“是。她本就因我升职不满,一朝爆发,更是想尽办法闹事。又是怼到我脸上骂人,又是组会阴阳搞我心态,又是越级上报肆意抹黑,又是在同事里私下小话春秋笔法,把我说得像个垃圾,让我脸面尽失。”
王明昭很深地吸了一口气,又呼了出来。
“而我处理这种事的经验不足,在上级的暗示下接受了‘和下属产生矛盾就是我的问题,是我的管理异常’,因而压抑自己的诉求,接受上级息事宁人的命令,反过来给她道歉。一直到压抑太久退让太多精神崩溃,这才想明白,人生在世应该尊重自己的感受。我不是死人,我的感受也很重要。

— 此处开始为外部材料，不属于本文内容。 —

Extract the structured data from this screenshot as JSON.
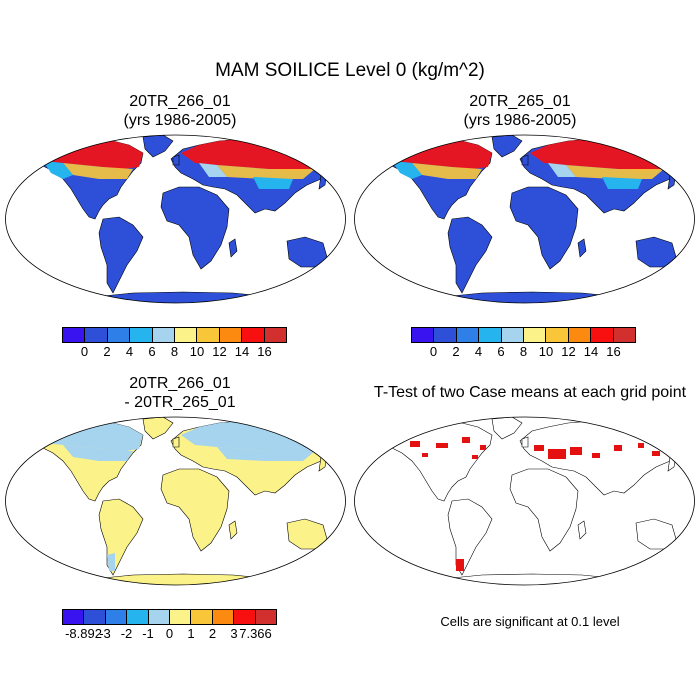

“很多事的处理都可以归结为‘要么狠,要么忍,要么滚’,可我三个哪一个都做不到。道德感入骨没法主动搞别人,狠不起来;心胸不够宽广被这人搞得受伤很深,忍不起来;又不愿被这种人轻易赶走,助长对方的嚣张气焰,滚不起来。最后什么都做不了,只能不断内耗伤害自己。
“而从始至终,最伤人的一点就是,我是真的把她当朋友的。
“也正是因为我把她当朋友,她才能这样不把我当回事,才敢这样对待我。
“到现在,我变得不再信任他人,不屑主动为他人着想,处世观念变了很多。”
李英才一点都没觉得她不为他人着想。她是他见过最自然而然为他人考虑的人,他在她的面前总也感受不到尴尬。
只会感到难过。
比如现在,他的心就像是长进了她的思绪,跟着她的话走。她难过,他的胸口就发闷发堵,她受了委屈,他的心就跟着往下沉。
“想想我都二十九了,还活成这个样子,幼稚无能,小孩似的。”王明昭颇为沮丧地做出了总结。